It’s that time of year where we get excited about thawing out. The sun melts the snowpack as well as the frost in the ground.
But there are hazards you may not think about with the Spring thaw. The cold plays a huge role in the frost depth in our soil. It gets several feet deep during the winter and it can cause big problems.
Take a look at the current frost depth. This is the depth that the temperature is 32 degrees or colder, meaning all the moisture in the ground is frozen to this depth. There are some areas that are still incredibly low… Minot is one of them at 59 inches. The average date this frost is gone is April 15th.
A hazard from this frozen soil is called “frost heaving”. Where literally lenses of ice form causing the soil to swell upwards. The lifting and eventual dropping from melting is tough on roads and even your home.
This same principle is behind pothole formation and bumpy roads. Water collects in the layers of asphalt and freezes at night, lifting the asphalt and then lowering with melting from the daytime heating. With repeated aggravation from car tires, a hole will form and continue to get bigger.

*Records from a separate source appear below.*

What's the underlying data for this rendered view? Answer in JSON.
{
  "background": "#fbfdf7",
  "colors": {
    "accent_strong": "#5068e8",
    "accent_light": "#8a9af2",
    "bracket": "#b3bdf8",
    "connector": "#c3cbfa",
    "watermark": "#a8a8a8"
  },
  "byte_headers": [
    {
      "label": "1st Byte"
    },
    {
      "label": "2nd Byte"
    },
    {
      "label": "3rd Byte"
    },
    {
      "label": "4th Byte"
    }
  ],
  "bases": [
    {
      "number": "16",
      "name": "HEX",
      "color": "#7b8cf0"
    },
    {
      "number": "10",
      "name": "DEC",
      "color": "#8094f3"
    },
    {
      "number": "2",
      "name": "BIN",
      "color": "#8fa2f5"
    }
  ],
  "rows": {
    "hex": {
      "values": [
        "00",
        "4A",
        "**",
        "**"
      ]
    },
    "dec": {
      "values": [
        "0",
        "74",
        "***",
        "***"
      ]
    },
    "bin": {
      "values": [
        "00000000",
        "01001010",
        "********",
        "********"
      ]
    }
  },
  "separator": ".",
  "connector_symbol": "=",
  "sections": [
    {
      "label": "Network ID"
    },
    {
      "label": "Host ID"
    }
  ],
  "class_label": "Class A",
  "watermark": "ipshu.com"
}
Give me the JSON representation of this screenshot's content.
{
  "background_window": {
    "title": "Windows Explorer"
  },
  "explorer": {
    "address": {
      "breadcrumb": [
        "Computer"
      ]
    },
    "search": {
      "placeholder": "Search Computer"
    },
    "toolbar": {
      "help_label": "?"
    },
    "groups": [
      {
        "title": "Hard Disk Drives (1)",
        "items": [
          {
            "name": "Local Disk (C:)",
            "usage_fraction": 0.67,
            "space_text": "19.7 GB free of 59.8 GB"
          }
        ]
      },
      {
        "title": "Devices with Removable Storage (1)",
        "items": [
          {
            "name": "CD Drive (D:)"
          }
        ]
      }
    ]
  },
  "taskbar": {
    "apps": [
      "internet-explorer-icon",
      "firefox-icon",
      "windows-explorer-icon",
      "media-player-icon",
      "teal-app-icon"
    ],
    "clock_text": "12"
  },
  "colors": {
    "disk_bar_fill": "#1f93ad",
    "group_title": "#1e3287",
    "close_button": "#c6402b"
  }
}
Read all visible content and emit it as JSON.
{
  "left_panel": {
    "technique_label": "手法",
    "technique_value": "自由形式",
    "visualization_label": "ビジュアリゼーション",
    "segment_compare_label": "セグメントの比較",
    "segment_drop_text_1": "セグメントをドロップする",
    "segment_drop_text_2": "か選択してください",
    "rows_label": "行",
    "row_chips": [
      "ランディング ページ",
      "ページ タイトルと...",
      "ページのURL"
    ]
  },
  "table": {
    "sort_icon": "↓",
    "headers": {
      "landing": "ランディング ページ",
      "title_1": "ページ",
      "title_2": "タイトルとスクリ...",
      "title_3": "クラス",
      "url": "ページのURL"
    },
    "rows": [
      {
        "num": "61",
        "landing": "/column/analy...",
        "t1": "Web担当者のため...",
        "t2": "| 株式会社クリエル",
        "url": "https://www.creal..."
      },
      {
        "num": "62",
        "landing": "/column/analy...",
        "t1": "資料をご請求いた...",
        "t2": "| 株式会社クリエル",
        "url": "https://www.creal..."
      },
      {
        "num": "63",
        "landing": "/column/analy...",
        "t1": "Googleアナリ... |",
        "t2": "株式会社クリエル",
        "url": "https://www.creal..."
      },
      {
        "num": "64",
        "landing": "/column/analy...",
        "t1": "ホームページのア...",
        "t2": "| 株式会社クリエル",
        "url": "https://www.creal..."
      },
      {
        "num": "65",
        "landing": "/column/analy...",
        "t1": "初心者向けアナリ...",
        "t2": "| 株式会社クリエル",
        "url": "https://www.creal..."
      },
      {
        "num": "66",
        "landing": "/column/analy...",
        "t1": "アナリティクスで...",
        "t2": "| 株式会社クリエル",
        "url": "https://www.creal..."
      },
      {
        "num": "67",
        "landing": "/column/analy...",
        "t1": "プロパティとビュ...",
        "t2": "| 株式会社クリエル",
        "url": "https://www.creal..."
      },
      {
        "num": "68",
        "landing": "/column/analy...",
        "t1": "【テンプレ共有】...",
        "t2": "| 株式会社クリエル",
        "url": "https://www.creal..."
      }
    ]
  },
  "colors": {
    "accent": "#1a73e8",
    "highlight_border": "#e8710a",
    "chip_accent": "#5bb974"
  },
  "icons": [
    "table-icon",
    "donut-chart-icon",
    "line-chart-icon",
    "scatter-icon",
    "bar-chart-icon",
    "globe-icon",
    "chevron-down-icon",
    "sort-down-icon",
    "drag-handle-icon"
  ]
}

As this soil freezes and expands, it can also put pressure on your foundation and basement walls. Cracks are normal but there’s a trick to figuring out whether it’s a normal crack or from frost heaving.
Find one of those cracks and measure the width. Circle or mark the area so you can come back to the same spot year after year. Keep measuring every year. If this crack grows in width at all, you may have a frost heaving problem.
To avoid this make sure there is limited soil moisture to freeze. Drain tiles around your home will keep water flowing away from the foundation. On rare occasions, these drain tiles may need a little maintenance. Gravel or sand around the foundation can also help keep the water filtering away.
Make sure rainwater is draining at least ten feet away from your house to keep it from collecting at your exterior walls. This will help ensure moisture doesn’t pool in the soil and freeze during the winter months.